London Design Festival returns for the 16th year in 2018, celebrating 10 years at the V&A as the official Festival hub. London will be transformed with an inspiring programme of landmark projects, installations and events from 15-23 September 2018.
London Design Festival’s vision is to celebrate and promote London as the design capital of the world. In 2017, the Festival welcomed a record-breaking 450,000 individual visitors from over 75 countries. These visitors contributed to an overall 991,000 visits to London Design Festival events with 150,000 people passing through Broadgate each day having the opportunity to see Landmark Project Villa Walala. In addition, London Design Festival helped drive a total of 173,250 visits to the V&A over the Festival period with 22% of those surveyed saying they had never visited the museum before and were driven there by the Festival. Flynn Talbot’s Reflection Room and Ross Lovegrove’s Transmission installations were particularly popular.
London Design Festival will launch a series of city-wide commissions and installations. Returning for their fifth London Design Festival is The American Hardwood Export Council (AHEC), with a playful, ambitious and immersive Tulipwood structure, which will be the first installation ever to be located in the new Sackler Courtyard at the V&A.
MULTIPLY - Waugh Thistleton Architects, supported by The American Hardwood Export Council and Arup
London Design Festival has collaborated with Waugh Thistleton Architects, the American Hardwood Export Council (AHEC) and ARUP to create MultiPly, an interactive modular maze-like installation in The Sackler Courtyard at the V&A, that will encourage visitors to re-think the way homes and cities are designed and built. This pavilion will delve into two of the current global challenges - housing and climate change - and will present the fusion of modular systems and a responsible choice of materials as a vital solution.

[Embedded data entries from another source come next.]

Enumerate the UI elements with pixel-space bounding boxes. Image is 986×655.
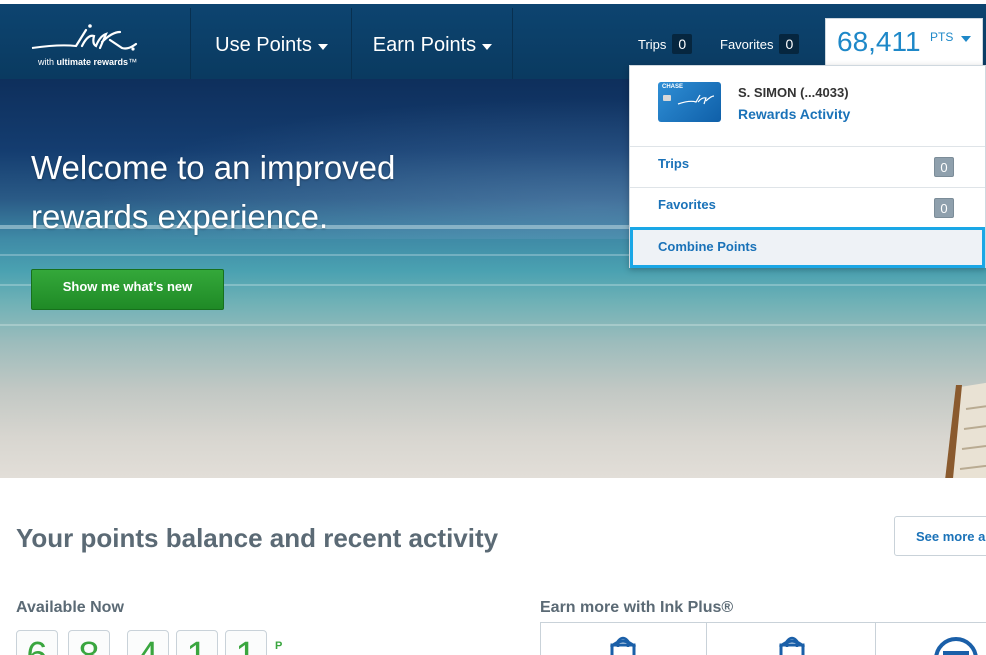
chevron-down-icon xyxy=(961,36,971,42)
nav-favorites-count: 0 xyxy=(779,34,800,54)
shopping-bag-icon xyxy=(609,636,637,655)
credit-card-thumbnail: CHASE xyxy=(658,82,721,122)
card-icon xyxy=(934,637,978,655)
beach-chair-image xyxy=(945,382,986,478)
hero-title: Welcome to an improved rewards experienc… xyxy=(31,149,396,235)
nav-trips-count: 0 xyxy=(672,34,693,54)
earn-offers-grid xyxy=(540,622,986,655)
ink-logo-icon xyxy=(31,24,138,51)
account-dropdown-menu: CHASE S. SIMON (...4033) Rewards Activit… xyxy=(629,65,986,268)
logo-sub-tm: ™ xyxy=(128,57,138,67)
card-chip-icon xyxy=(663,95,671,101)
nav-favorites-link[interactable]: Favorites 0 xyxy=(720,34,800,54)
combine-points-label: Combine Points xyxy=(658,239,757,254)
nav-earn-points-label: Earn Points xyxy=(372,34,477,56)
nav-trips-link[interactable]: Trips 0 xyxy=(638,34,693,54)
earn-offer-tile[interactable] xyxy=(876,623,986,655)
favorites-count-badge: 0 xyxy=(934,198,954,218)
logo-subtitle: with ultimate rewards™ xyxy=(38,57,137,67)
nav-favorites-label: Favorites xyxy=(720,36,774,52)
points-digit: 1 xyxy=(176,630,218,655)
shopping-bag-icon xyxy=(778,636,806,655)
available-now-label: Available Now xyxy=(16,599,124,616)
dropdown-item-favorites[interactable]: Favorites 0 xyxy=(630,187,985,228)
points-unit-label: PTS xyxy=(930,30,954,44)
dropdown-item-trips[interactable]: Trips 0 xyxy=(630,146,985,187)
logo-sub-main: ultimate rewards xyxy=(56,57,129,67)
rewards-activity-link[interactable]: Rewards Activity xyxy=(738,106,850,122)
points-digit: 1 xyxy=(225,630,267,655)
points-balance-value: 68,411 xyxy=(837,26,921,57)
chevron-down-icon xyxy=(482,44,493,50)
points-balance-heading: Your points balance and recent activity xyxy=(16,523,499,553)
hero-wave xyxy=(0,324,986,326)
earn-offer-tile[interactable] xyxy=(541,623,707,655)
points-digit: 4 xyxy=(127,630,169,655)
show-whats-new-button[interactable]: Show me what’s new xyxy=(31,269,224,310)
dropdown-item-favorites-label: Favorites xyxy=(658,197,716,212)
trips-count-badge: 0 xyxy=(934,157,954,177)
points-digit: 6 xyxy=(16,630,58,655)
chevron-down-icon xyxy=(317,44,328,50)
logo-sub-prefix: with xyxy=(38,57,55,67)
nav-use-points-label: Use Points xyxy=(215,34,312,56)
ink-logo[interactable]: with ultimate rewards™ xyxy=(0,8,191,83)
card-brand-label: CHASE xyxy=(662,84,684,90)
see-more-button[interactable]: See more a xyxy=(894,516,986,556)
nav-use-points[interactable]: Use Points xyxy=(192,8,352,83)
points-suffix: P xyxy=(275,640,283,652)
nav-trips-label: Trips xyxy=(638,36,667,52)
dropdown-item-combine-points[interactable]: Combine Points xyxy=(630,227,985,268)
nav-earn-points[interactable]: Earn Points xyxy=(353,8,513,83)
account-name: S. SIMON (...4033) xyxy=(738,85,849,100)
earn-offer-tile[interactable] xyxy=(707,623,876,655)
card-ink-logo-icon xyxy=(677,94,715,105)
points-digit: 8 xyxy=(68,630,110,655)
earn-more-heading: Earn more with Ink Plus® xyxy=(540,599,734,616)
dropdown-item-trips-label: Trips xyxy=(658,156,690,171)
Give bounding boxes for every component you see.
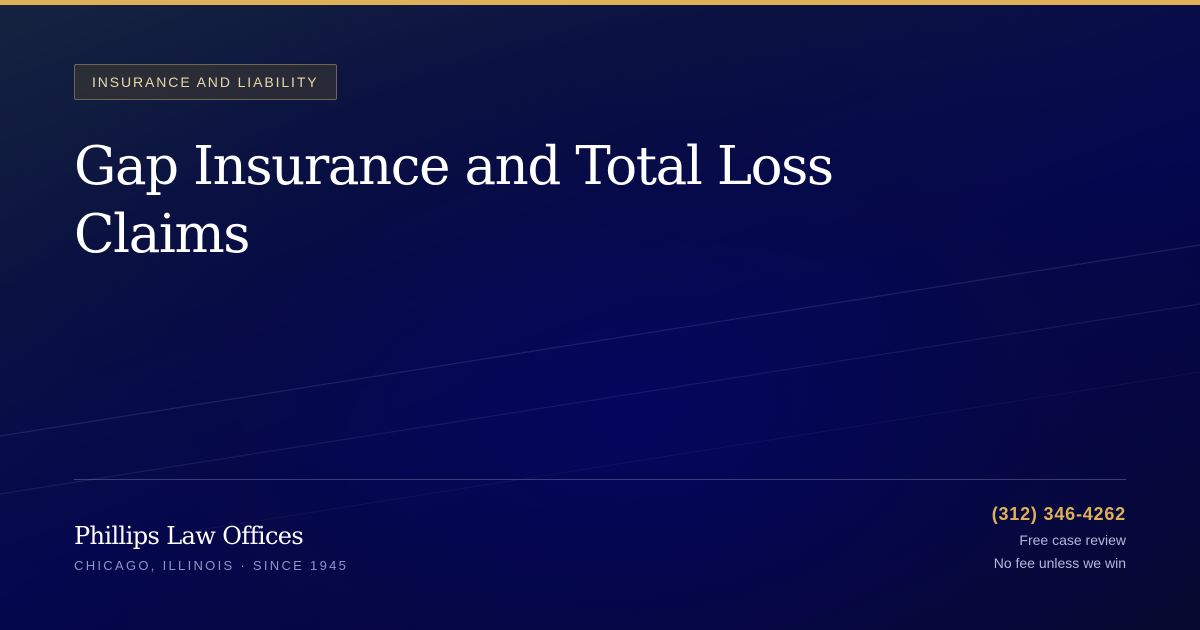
firm-name: Phillips Law Offices xyxy=(74,522,304,550)
firm-tagline: CHICAGO, ILLINOIS · SINCE 1945 xyxy=(74,558,349,573)
free-review-text: Free case review xyxy=(1019,532,1126,548)
divider xyxy=(74,479,1126,480)
category-badge: INSURANCE AND LIABILITY xyxy=(74,64,337,100)
phone-number: (312) 346-4262 xyxy=(991,504,1126,524)
social-share-card: INSURANCE AND LIABILITY Gap Insurance an… xyxy=(0,0,1200,630)
no-fee-text: No fee unless we win xyxy=(993,555,1126,571)
category-label: INSURANCE AND LIABILITY xyxy=(92,74,319,90)
contact-block: (312) 346-4262 Free case review No fee u… xyxy=(992,503,1126,575)
page-title: Gap Insurance and Total Loss Claims xyxy=(74,136,834,265)
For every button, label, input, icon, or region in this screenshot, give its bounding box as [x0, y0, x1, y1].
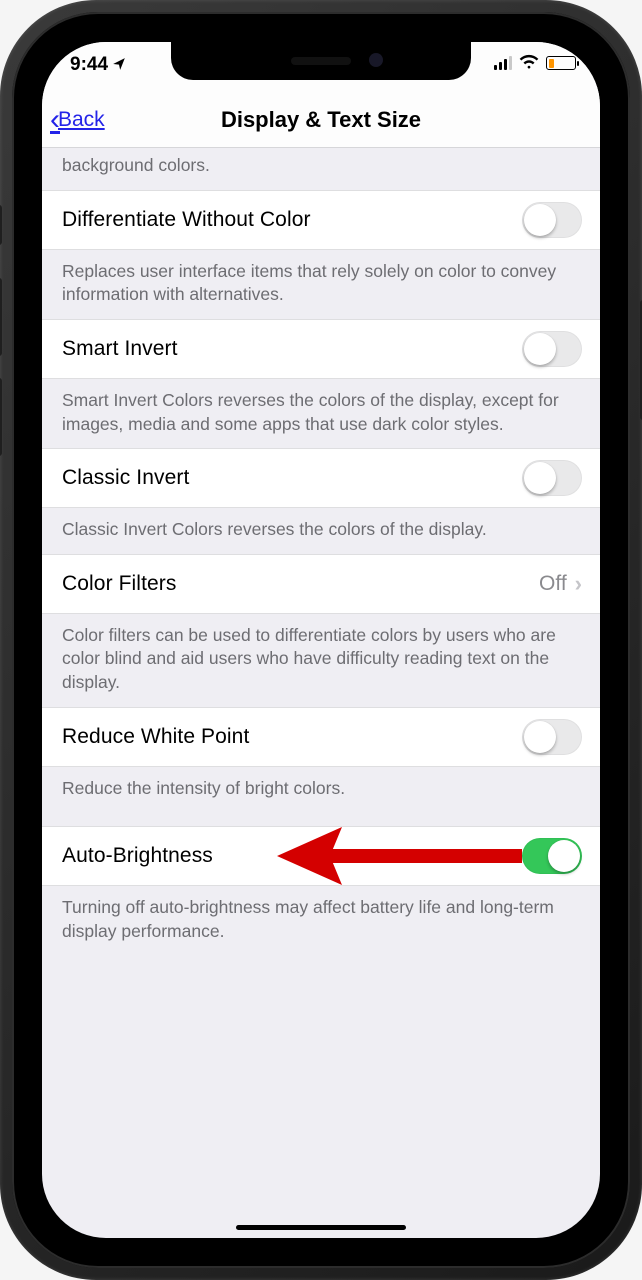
iphone-frame: 9:44 ‹ Back D: [0, 0, 642, 1280]
switch-smart-invert[interactable]: [522, 331, 582, 367]
label-reduce-white: Reduce White Point: [62, 725, 249, 749]
row-classic-invert[interactable]: Classic Invert: [42, 448, 600, 508]
page-title: Display & Text Size: [221, 107, 421, 133]
back-label: Back: [58, 108, 105, 132]
switch-auto-brightness[interactable]: [522, 838, 582, 874]
location-icon: [112, 55, 126, 77]
chevron-right-icon: ›: [575, 571, 582, 597]
volume-down-button: [0, 378, 2, 456]
mute-switch: [0, 205, 2, 245]
switch-reduce-white[interactable]: [522, 719, 582, 755]
wifi-icon: [519, 54, 539, 72]
switch-classic-invert[interactable]: [522, 460, 582, 496]
bezel: 9:44 ‹ Back D: [12, 12, 630, 1268]
desc-classic-invert: Classic Invert Colors reverses the color…: [42, 508, 600, 554]
volume-up-button: [0, 278, 2, 356]
desc-differentiate: Replaces user interface items that rely …: [42, 250, 600, 319]
battery-icon: [546, 56, 576, 70]
switch-differentiate[interactable]: [522, 202, 582, 238]
desc-smart-invert: Smart Invert Colors reverses the colors …: [42, 379, 600, 448]
home-indicator[interactable]: [236, 1225, 406, 1230]
row-differentiate-without-color[interactable]: Differentiate Without Color: [42, 190, 600, 250]
desc-partial-top: background colors.: [42, 148, 600, 190]
nav-bar: ‹ Back Display & Text Size: [42, 92, 600, 148]
back-button[interactable]: ‹ Back: [52, 92, 105, 147]
label-color-filters: Color Filters: [62, 572, 176, 596]
settings-content[interactable]: background colors. Differentiate Without…: [42, 148, 600, 984]
notch: [171, 42, 471, 80]
value-color-filters: Off: [539, 572, 567, 596]
row-reduce-white-point[interactable]: Reduce White Point: [42, 707, 600, 767]
label-differentiate: Differentiate Without Color: [62, 208, 311, 232]
desc-auto-brightness: Turning off auto-brightness may affect b…: [42, 886, 600, 983]
desc-color-filters: Color filters can be used to differentia…: [42, 614, 600, 707]
row-smart-invert[interactable]: Smart Invert: [42, 319, 600, 379]
row-auto-brightness[interactable]: Auto-Brightness: [42, 826, 600, 886]
row-color-filters[interactable]: Color Filters Off ›: [42, 554, 600, 614]
screen: 9:44 ‹ Back D: [42, 42, 600, 1238]
label-smart-invert: Smart Invert: [62, 337, 178, 361]
status-time: 9:44: [70, 54, 108, 76]
label-auto-brightness: Auto-Brightness: [62, 844, 213, 868]
label-classic-invert: Classic Invert: [62, 466, 189, 490]
desc-reduce-white: Reduce the intensity of bright colors.: [42, 767, 600, 827]
cell-signal-icon: [494, 56, 512, 70]
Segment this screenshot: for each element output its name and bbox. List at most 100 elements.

This three-dimensional permeable structure will be built out of a re-usable panel system made with 60 cubic metres of American Tulipwood, and it will explore ways in which modular architecture can be developed and enjoyed. “The structure will lead people a merry dance up and down staircases and across bridges exploring space and light,” says architect Andrew Waugh. “The experience will provide previously unseen framed glimpses of the V&A and the courtyard below.”